Shutdown nos EUA afasta 750 mil funcionários e Trump ameaça demissões
O governo dos Estados Unidos entrou em paralisação à meia-noite do dia 1º de outubro, após republicanos liderados pelo presidente Donald Trump não conseguirem um acordo com os democratas para aprovar a lei orçamentária que garantiria o financiamento dos serviços públicos. Isso provocou a suspensão de algumas operações governamentais até que o orçamento seja aprovado. Trata-se do 15º shutdown desde 1981.
No sistema político americano, o acordo entre os poderes é essencial para aprovação do orçamento, diferentemente de muitos países onde o voto endossa o próprio governo. Nos EUA, a divisão de poderes frequentemente impede esse consenso.
Durante a paralisação, serviços considerados não essenciais foram interrompidos, e aproximadamente 750 mil servidores, cerca de 40% da força de trabalho federal, foram afastados sem salário, conforme estimativa do Escritório de Orçamento do Congresso (CBO). Em ocasiões anteriores, os funcionários afastados receberam o pagamento retroativo após o retorno às funções.
Setores afetados incluem programas de assistência alimentar, creches, museus do Smithsonian, e agências como os Centros de Controle e Prevenção de Doenças (CDC) e os Institutos Nacionais de Saúde (NIH), comprometendo pesquisas científicas. Embora a maior parte das escolas públicas tenha financiamento estadual, bolsas e empréstimos estudantis federais podem ser suspensos.
Em shutdowns anteriores, como em 2018, parques e florestas nacionais operaram com pessoal reduzido, o que causou vandalismo e acúmulo de lixo. Também devem ocorrer atrasos em viagens aéreas pela redução da eficiência dos sistemas de voo e na emissão de passaportes e documentos.

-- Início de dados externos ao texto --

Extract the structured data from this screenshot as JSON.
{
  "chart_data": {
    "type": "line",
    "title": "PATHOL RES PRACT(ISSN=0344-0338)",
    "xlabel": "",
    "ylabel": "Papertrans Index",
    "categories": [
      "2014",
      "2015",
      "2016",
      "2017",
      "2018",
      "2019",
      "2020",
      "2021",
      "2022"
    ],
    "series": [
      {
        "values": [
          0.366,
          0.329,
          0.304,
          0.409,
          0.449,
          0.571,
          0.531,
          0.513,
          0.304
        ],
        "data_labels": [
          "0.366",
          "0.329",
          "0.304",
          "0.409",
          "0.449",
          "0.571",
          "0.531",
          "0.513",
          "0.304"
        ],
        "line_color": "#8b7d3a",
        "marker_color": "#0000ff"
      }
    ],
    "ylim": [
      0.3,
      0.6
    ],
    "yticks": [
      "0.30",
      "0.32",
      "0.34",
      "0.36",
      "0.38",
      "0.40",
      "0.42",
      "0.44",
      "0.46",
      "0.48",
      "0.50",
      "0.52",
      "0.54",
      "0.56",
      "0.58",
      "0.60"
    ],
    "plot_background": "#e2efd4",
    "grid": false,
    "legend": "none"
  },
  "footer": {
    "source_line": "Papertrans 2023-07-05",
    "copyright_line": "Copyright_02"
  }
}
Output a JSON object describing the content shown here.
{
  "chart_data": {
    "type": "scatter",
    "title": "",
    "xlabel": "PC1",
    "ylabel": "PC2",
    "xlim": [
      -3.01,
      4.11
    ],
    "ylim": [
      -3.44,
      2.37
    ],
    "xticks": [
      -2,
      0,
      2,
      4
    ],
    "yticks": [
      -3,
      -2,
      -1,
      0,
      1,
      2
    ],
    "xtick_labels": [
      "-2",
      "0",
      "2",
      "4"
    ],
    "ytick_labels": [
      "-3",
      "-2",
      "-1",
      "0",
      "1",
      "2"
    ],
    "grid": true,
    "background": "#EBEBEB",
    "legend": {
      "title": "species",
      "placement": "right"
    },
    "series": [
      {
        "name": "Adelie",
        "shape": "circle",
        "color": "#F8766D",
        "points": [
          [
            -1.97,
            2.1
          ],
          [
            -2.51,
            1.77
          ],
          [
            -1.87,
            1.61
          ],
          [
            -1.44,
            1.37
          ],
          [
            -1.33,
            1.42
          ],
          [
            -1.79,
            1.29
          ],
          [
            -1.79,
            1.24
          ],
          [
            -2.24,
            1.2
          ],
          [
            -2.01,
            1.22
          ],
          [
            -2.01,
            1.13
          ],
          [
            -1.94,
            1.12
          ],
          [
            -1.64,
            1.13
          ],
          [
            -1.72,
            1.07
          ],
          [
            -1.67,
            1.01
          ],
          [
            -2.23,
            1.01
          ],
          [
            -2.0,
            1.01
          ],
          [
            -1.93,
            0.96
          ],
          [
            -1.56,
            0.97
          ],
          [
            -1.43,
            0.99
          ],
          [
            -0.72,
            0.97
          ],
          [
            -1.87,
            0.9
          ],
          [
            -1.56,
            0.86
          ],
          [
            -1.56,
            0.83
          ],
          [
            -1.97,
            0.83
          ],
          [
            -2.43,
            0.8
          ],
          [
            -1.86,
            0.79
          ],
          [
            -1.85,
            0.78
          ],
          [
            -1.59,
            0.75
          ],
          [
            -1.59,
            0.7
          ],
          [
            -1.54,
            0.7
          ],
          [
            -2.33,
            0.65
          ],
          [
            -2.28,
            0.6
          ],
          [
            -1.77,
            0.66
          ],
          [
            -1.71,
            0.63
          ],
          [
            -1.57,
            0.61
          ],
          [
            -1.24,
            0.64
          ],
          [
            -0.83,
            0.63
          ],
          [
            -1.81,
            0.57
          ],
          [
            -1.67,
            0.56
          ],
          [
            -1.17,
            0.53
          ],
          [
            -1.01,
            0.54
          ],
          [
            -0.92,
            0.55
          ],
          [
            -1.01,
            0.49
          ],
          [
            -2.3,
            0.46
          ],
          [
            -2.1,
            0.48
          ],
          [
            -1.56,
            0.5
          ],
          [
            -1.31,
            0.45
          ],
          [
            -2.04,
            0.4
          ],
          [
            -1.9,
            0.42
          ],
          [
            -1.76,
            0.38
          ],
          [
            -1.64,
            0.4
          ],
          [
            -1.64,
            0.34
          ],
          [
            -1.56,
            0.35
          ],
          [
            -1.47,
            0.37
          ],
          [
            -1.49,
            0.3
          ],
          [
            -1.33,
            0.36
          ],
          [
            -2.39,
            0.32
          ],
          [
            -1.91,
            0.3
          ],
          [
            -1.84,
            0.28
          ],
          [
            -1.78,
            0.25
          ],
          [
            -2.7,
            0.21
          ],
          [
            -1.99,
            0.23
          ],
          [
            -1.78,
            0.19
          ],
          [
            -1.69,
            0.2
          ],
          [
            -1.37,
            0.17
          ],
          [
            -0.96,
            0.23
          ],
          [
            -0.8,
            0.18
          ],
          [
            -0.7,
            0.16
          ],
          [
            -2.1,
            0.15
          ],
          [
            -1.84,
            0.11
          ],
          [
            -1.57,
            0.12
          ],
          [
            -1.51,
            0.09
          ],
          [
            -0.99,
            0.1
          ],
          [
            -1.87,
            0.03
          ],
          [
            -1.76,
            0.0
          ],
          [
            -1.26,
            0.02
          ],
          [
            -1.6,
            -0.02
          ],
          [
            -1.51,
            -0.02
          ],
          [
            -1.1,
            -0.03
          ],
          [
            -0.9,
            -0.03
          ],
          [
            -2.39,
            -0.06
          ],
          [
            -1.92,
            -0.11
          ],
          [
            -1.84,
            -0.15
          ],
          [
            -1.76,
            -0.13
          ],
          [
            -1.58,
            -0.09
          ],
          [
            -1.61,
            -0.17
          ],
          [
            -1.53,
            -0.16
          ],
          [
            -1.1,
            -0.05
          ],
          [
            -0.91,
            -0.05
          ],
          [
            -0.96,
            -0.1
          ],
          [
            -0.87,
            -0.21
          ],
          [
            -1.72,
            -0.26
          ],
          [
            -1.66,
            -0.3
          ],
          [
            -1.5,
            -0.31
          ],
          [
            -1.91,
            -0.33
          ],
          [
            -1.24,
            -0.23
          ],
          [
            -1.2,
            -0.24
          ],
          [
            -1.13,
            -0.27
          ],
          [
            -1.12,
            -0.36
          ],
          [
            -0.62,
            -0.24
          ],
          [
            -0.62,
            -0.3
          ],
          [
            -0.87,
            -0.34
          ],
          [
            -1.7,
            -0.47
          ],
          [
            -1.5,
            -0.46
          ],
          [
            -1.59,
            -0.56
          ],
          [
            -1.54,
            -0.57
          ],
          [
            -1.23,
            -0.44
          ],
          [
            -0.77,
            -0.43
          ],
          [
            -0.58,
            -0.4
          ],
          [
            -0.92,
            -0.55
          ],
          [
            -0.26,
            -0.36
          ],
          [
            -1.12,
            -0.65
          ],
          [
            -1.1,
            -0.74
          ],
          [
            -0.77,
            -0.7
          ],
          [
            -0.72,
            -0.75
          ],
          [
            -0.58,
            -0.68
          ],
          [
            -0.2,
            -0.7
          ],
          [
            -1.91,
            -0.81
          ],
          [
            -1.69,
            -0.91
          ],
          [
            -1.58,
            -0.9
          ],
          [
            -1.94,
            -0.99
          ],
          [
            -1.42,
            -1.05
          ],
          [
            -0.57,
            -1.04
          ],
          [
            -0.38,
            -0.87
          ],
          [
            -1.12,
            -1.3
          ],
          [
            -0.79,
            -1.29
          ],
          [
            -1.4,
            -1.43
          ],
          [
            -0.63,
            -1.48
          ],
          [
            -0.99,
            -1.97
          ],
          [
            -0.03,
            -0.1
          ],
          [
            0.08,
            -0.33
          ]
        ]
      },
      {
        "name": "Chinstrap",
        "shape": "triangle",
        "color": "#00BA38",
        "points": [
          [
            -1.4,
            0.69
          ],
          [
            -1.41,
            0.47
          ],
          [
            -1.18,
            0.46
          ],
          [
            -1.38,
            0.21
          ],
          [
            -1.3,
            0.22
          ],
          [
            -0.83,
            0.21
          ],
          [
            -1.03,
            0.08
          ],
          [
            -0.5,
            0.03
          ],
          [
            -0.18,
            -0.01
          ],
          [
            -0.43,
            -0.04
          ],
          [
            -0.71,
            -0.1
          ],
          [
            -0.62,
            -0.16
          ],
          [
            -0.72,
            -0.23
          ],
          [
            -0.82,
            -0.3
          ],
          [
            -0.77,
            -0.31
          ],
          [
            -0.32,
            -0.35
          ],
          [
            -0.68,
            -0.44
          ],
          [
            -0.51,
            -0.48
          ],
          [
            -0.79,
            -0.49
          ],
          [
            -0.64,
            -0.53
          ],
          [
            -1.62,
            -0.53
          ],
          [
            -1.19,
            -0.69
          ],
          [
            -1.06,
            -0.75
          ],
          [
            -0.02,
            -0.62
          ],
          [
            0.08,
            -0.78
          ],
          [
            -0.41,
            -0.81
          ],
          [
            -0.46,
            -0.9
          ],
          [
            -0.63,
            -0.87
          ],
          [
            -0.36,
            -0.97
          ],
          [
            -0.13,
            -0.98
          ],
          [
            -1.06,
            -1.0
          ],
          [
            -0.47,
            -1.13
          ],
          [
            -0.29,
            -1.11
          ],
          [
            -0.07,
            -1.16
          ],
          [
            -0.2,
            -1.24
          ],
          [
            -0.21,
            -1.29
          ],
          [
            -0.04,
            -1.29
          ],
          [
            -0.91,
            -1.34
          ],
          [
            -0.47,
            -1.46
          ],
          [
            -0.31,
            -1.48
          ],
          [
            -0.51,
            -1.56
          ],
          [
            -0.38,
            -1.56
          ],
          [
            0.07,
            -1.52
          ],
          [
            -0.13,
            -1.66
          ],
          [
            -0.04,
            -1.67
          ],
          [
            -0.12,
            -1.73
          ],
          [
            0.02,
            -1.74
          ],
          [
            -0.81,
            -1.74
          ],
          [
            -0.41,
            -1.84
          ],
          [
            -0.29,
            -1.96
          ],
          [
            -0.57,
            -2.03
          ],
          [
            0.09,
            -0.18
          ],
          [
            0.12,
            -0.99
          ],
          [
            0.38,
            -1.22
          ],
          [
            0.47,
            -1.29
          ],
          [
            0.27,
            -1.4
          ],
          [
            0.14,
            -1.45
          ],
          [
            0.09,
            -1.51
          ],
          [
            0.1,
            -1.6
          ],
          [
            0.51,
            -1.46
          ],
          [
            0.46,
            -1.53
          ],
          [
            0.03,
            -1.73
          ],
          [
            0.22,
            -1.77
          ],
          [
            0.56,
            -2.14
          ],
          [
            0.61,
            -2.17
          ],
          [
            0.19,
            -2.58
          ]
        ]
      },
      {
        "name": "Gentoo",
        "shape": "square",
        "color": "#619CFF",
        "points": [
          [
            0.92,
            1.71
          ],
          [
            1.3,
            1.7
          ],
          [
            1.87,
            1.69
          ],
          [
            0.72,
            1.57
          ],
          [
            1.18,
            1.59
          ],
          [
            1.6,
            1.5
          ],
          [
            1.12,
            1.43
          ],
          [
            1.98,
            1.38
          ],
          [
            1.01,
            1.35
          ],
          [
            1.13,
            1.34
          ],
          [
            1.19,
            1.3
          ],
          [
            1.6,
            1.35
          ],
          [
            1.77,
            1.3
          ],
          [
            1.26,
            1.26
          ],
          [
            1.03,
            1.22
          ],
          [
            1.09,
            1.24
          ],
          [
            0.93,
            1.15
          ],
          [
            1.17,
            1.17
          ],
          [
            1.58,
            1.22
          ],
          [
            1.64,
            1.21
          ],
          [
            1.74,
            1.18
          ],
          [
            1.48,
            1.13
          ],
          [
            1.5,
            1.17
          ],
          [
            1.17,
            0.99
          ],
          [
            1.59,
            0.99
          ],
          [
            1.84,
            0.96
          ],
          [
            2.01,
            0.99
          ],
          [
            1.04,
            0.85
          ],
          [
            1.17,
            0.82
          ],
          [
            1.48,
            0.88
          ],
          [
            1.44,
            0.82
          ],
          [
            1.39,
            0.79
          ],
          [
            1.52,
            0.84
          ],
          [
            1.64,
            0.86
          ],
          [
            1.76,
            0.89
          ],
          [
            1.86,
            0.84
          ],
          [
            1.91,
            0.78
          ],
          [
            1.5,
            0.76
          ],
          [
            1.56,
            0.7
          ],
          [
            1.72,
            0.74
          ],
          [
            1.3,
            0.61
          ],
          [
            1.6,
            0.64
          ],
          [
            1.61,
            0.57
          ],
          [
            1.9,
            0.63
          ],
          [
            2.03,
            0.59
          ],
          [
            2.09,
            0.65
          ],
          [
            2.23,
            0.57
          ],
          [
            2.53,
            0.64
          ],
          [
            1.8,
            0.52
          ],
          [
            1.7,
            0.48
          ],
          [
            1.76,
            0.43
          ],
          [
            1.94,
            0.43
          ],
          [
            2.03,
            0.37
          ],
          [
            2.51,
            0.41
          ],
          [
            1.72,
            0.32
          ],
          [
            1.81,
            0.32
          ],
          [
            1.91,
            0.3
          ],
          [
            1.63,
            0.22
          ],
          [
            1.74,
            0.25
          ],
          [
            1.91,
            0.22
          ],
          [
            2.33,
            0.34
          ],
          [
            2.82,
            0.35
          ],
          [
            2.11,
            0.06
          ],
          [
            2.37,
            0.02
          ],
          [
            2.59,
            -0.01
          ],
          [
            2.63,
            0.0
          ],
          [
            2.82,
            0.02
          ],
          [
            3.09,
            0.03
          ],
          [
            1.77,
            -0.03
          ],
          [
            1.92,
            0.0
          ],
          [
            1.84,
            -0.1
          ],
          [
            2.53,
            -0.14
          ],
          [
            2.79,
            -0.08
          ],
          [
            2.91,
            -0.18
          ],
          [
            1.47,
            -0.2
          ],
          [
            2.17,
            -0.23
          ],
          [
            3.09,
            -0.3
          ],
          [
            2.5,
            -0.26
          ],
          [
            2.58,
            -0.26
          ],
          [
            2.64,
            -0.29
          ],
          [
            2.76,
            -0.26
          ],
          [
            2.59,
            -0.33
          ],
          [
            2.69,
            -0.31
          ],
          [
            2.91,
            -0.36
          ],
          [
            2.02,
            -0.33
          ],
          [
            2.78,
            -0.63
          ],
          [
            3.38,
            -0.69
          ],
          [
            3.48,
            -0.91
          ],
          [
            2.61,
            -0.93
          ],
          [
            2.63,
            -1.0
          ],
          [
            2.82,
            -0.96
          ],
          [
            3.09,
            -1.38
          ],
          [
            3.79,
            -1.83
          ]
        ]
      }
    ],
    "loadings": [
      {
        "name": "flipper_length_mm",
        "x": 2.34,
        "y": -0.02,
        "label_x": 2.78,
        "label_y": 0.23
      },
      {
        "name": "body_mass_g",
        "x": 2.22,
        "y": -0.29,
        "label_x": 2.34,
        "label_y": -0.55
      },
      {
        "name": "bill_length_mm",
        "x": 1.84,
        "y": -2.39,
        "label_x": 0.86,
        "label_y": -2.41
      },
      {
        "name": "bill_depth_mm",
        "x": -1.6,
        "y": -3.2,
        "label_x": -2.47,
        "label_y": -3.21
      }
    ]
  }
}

Serviços essenciais, como o Serviço de Imigração e Alfândega (ICE), hospitais e controle de tráfego aéreo, continuam operando, porém os funcionários não recebem pagamento nesse período.
O impacto econômico depende da duração e abrangência da paralisação. Analistas projetam um possível impacto semanal de redução no crescimento do PIB entre 0,1 e 0,2 ponto percentual, parte do qual pode ser recuperada pós-shutdown.
O CBO estimou que o shutdown de 2018-2019 reduziu a produção econômica em cerca de US$ 11 bilhões, dos quais US$ 3 bilhões não foram recuperados.
Desta vez, Trump ameaçou demissões permanentes de servidores, potencializando efeitos duradouros, além de ter reduzido o quadro federal nos últimos meses. O cenário também é mais delicado, com a economia já afetada por tarifas e avanços em inteligência artificial, além do possível atraso em dados relevantes como o relatório oficial de empregos, aumentado a incerteza.
Trump afirmou que “quando ocorre um shutdown, é necessário demitir, então vamos demitir muitas pessoas”, destacando que “elas serão democratas”.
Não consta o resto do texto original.